Someone should coin this as a law: "All problems on the internet will be solved with more bandwidth."

Everything else will turn out to be a configuration burden, control plane load problem, security issue, hard to debug (especially after the fact, impossible) and so on.

Bandwidth and NPUs with designed-in minimal latency are easy to metric, easy to measure, easy to deploy, easy to implement and so on. They have very predictable behaviors.

Reality is that we are entering a phase where networks can be vastly simplified. MPLS is going, SR is here for the time being, QoS is dying, multicast dead, SDWAN is going to be a thing for a few more years then dead, and so on.

Isn’t this already somewhat there, the ECN bit of TCP?
At least in TCP can't jitter be detected and measured using ACKs?

I thought some algorithms even do that already

You can measure jitter, but you don't know how much of the delay was due to congestion, and how much was due to other factors.

Something mentioned elsewhere in the thread is wifi physical layers may wait to send small packets until they get a few small packets to aggregate or a timeout. Other systems that aggregate packets may do something similar.

On time division multiplexed systems, it may take measurable time to wait for an assigned slot, even if the channel isn't congested. Some packets would get lucky and have a short wait and others would have a longer wait.

This would be challenging to signal as the delay is added at a hop-by-hop level, but whether the delay is significant enough to signal is unknowable at that level. Maybe you could ask all hops to add to a field indicating milliseconds of delay (or some other fixed increments), but I don't think there's room for that in existing fields and you'd have a heck of a time getting meaningful support. ECN took how long to be usable on the internet, because some middleboxes would drop connections with it enabled, to say nothing of devices actually flagging congestion.

rfc-4689 (iirc) defines jitter as the fluctuation in forwarding delay between 2 consecutive received packets in a stream.

not sure how this would work for tcp-ack's which can be cumulative. moreover, any approach that does this measurement must account for both delayed and lost/corrupt packets.

imho, only a true realtime jitter measurement would do, anything else would be a crude approximation, and might result in the same flaws as before...

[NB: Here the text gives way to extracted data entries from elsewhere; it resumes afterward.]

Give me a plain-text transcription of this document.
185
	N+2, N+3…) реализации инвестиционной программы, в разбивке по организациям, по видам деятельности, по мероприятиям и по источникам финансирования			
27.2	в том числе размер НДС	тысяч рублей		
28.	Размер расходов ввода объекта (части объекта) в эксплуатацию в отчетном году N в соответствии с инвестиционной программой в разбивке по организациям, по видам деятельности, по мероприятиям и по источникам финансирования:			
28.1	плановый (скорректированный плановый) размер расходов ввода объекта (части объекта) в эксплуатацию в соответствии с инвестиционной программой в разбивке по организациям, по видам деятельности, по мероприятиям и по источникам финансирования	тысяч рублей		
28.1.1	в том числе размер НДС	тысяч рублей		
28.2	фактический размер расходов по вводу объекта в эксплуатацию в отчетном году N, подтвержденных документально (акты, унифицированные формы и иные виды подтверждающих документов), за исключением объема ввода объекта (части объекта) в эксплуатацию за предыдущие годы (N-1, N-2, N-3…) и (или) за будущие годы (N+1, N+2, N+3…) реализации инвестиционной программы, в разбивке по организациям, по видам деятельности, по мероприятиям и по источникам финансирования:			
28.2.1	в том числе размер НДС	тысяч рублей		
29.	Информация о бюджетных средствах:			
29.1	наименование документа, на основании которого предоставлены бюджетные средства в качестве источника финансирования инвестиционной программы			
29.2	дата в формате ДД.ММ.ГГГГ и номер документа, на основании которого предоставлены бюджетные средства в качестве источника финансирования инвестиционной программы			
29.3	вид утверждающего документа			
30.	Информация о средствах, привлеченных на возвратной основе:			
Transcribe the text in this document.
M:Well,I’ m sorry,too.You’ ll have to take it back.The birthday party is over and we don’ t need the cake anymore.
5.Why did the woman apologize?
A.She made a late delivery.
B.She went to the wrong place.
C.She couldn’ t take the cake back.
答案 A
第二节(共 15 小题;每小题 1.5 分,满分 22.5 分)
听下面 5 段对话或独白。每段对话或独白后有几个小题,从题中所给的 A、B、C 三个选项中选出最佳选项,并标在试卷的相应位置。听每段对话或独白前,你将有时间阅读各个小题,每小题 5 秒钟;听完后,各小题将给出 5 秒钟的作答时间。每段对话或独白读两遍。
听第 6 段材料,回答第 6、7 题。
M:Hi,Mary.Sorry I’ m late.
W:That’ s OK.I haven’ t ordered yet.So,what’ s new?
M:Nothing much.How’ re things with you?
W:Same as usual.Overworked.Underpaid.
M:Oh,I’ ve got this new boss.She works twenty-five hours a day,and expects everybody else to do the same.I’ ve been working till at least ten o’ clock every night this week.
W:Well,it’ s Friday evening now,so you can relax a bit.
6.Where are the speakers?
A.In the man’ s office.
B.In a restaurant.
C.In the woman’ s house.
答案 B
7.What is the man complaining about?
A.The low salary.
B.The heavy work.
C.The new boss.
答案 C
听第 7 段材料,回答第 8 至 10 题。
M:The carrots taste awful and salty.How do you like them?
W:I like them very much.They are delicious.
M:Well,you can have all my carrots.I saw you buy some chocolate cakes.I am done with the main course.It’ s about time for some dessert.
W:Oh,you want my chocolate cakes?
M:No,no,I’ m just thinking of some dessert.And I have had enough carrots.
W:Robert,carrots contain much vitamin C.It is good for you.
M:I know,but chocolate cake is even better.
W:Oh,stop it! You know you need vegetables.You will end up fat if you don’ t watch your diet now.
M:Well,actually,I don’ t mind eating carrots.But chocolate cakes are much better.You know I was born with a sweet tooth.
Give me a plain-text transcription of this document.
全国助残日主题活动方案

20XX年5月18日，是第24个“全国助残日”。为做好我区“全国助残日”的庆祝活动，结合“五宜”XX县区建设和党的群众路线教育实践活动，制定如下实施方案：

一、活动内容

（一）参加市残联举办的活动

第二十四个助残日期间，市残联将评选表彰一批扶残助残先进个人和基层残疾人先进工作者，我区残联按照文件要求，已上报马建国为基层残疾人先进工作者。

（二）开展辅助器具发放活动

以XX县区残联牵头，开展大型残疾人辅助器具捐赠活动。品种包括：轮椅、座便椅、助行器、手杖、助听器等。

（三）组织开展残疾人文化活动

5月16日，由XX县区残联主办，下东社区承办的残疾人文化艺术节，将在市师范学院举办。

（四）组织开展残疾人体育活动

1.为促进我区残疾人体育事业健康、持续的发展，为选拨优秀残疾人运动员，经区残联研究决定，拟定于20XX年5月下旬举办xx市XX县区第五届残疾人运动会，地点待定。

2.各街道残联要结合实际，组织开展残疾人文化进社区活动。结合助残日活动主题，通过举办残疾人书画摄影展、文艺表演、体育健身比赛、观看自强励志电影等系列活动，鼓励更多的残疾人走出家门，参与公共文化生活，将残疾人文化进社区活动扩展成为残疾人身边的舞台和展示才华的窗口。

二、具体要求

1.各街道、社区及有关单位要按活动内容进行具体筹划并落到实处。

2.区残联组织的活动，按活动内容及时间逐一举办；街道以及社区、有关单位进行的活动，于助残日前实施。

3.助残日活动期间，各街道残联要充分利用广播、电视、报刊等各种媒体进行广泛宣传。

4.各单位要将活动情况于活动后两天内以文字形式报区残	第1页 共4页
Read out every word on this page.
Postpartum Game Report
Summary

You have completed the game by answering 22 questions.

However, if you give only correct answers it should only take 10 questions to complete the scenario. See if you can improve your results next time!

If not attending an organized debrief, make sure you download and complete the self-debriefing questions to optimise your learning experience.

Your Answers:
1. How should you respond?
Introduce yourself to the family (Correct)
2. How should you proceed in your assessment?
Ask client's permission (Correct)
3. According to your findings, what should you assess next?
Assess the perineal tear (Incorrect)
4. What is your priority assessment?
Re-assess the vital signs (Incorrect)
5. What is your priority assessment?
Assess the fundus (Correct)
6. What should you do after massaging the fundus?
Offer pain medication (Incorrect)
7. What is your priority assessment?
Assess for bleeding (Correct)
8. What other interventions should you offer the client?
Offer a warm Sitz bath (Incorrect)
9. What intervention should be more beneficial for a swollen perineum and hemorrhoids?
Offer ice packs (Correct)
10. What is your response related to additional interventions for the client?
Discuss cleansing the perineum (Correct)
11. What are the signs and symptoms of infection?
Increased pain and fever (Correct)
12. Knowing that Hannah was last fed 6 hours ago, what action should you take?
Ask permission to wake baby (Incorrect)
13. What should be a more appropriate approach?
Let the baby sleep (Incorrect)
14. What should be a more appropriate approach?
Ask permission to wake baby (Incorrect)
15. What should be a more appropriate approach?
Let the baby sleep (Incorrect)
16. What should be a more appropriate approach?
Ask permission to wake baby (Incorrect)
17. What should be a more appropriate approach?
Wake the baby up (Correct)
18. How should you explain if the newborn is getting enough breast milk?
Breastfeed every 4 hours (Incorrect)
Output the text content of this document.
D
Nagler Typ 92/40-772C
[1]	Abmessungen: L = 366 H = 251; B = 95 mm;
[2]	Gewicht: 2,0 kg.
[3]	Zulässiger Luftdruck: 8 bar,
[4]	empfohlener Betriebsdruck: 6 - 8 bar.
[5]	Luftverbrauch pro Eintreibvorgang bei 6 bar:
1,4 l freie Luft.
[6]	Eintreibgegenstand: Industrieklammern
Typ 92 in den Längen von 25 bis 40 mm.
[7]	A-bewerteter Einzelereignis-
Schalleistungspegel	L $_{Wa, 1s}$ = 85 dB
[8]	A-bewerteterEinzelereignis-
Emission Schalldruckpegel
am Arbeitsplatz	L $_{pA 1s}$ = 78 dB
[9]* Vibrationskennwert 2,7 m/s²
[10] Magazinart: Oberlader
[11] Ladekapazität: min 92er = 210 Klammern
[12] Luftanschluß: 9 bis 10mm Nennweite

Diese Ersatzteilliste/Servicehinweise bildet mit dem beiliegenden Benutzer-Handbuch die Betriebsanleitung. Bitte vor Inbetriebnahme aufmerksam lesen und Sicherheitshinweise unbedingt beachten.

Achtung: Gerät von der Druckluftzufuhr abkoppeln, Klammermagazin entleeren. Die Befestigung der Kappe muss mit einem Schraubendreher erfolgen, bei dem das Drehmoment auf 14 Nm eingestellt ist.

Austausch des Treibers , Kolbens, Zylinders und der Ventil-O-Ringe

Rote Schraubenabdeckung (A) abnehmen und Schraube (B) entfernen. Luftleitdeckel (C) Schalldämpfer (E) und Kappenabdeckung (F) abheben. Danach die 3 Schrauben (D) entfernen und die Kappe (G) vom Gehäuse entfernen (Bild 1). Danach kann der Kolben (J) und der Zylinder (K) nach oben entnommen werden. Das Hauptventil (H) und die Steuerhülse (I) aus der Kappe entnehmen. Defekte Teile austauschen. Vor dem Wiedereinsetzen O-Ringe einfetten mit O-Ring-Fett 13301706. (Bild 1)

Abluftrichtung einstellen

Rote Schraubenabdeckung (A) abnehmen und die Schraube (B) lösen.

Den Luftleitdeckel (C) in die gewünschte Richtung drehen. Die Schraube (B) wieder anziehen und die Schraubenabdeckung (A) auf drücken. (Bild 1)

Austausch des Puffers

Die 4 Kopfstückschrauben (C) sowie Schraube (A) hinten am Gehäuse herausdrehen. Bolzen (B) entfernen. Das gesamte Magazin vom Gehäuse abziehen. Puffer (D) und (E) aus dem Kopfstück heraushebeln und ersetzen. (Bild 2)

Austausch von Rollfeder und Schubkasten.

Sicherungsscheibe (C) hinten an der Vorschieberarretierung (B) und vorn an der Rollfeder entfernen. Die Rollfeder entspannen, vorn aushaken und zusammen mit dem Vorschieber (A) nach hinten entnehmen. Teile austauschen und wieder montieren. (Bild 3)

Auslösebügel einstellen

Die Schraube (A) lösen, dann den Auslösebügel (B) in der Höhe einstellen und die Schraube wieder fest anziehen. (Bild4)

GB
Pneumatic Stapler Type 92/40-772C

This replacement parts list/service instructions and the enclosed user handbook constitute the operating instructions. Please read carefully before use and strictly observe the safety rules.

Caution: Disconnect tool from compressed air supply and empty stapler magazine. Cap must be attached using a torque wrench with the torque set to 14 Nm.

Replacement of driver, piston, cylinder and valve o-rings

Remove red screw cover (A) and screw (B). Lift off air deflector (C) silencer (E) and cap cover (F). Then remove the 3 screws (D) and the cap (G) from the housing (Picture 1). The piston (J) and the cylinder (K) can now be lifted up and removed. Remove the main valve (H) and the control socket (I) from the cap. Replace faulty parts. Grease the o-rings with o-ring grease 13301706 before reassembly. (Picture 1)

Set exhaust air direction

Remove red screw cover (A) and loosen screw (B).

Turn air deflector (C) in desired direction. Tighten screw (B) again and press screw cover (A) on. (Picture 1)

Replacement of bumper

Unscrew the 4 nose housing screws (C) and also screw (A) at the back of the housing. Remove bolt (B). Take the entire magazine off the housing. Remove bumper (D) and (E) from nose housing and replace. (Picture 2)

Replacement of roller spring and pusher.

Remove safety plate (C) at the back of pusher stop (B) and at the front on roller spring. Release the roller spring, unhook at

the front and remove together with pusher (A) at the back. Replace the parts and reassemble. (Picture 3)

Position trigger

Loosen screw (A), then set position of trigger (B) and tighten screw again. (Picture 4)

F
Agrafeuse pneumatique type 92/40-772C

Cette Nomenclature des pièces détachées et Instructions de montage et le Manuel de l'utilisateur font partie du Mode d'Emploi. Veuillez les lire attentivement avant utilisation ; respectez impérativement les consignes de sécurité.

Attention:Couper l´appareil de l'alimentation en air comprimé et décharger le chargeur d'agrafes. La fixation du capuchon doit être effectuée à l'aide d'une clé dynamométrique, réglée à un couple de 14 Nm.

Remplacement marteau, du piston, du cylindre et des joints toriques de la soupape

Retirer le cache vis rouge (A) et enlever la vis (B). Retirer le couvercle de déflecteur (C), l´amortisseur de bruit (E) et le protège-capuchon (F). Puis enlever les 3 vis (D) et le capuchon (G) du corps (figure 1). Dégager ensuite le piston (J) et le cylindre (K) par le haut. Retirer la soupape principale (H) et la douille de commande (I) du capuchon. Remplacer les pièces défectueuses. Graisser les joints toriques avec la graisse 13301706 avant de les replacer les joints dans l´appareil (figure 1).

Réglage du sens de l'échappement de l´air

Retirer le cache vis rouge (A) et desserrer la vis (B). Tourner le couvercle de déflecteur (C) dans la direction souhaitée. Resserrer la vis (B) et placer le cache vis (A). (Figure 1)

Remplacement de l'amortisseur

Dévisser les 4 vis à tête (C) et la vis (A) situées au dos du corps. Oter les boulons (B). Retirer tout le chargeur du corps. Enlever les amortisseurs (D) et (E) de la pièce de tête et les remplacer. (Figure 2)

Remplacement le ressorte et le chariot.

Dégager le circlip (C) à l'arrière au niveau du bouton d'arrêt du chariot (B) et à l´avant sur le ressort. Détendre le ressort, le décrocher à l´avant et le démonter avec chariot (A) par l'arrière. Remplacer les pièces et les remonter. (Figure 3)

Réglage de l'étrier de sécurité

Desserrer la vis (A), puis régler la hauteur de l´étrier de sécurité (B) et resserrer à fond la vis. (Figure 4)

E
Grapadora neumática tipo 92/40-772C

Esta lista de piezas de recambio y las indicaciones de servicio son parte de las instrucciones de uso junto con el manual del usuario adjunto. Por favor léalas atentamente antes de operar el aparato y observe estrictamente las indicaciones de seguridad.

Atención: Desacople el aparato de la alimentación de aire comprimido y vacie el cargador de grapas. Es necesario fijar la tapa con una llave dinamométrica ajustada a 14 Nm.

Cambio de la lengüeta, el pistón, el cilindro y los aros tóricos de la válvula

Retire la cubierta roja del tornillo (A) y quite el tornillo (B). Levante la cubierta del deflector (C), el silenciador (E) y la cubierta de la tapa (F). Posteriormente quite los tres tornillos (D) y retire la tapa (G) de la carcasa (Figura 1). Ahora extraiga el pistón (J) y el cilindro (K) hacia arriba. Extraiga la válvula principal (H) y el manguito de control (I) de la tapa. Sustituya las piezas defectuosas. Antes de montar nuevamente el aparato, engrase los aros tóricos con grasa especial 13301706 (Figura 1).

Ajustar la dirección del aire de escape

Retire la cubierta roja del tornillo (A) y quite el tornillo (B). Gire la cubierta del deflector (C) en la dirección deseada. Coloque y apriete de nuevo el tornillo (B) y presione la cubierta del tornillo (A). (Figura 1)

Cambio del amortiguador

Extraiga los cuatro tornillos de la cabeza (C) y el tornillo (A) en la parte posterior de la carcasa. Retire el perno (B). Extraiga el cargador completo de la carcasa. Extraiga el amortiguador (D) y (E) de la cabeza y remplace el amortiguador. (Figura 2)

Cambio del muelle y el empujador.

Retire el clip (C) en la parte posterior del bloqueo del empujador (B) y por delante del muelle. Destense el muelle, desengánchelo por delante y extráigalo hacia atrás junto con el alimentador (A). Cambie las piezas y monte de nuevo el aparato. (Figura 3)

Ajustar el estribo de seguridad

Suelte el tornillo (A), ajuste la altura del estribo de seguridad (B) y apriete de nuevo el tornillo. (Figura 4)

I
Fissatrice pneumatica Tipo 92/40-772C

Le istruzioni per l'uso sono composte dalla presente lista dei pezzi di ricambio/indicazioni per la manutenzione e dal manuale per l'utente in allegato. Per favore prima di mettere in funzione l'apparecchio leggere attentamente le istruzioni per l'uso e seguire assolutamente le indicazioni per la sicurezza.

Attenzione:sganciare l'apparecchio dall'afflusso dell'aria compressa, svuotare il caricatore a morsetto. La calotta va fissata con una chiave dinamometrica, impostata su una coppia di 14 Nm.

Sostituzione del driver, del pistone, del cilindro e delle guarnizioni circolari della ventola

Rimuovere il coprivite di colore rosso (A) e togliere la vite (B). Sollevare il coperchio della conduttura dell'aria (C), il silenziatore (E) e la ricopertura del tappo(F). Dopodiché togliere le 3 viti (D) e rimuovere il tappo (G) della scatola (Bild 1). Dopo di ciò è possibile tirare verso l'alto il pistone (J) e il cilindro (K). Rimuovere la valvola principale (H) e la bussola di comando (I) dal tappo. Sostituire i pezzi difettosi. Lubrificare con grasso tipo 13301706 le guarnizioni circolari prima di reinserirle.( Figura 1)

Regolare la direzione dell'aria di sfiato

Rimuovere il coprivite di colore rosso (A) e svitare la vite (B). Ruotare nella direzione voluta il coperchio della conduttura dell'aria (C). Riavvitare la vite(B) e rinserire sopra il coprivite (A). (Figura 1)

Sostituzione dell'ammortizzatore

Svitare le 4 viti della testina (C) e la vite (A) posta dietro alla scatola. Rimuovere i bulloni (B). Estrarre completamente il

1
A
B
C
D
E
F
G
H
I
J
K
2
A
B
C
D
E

[edit]: examples of '...anything else...' mentioned above might be inter-arrival histogram where receiver relies on packets being transmitted at a fixed cadence, in this case lost/corrupted packets would badly skew the computed numbers. another approach might be post-processing (after packet capture) where limited buffer space might prove to be the achilles heel etc.

In VOIP applications the correct jitter estimation is very important and RTP/RTCP protocols are doing it pretty well. Of course each RTP packet has a timestamp which simplifies the task
Not sure that will work in real world scenarios.

How would you know they're honestly reporting jitter?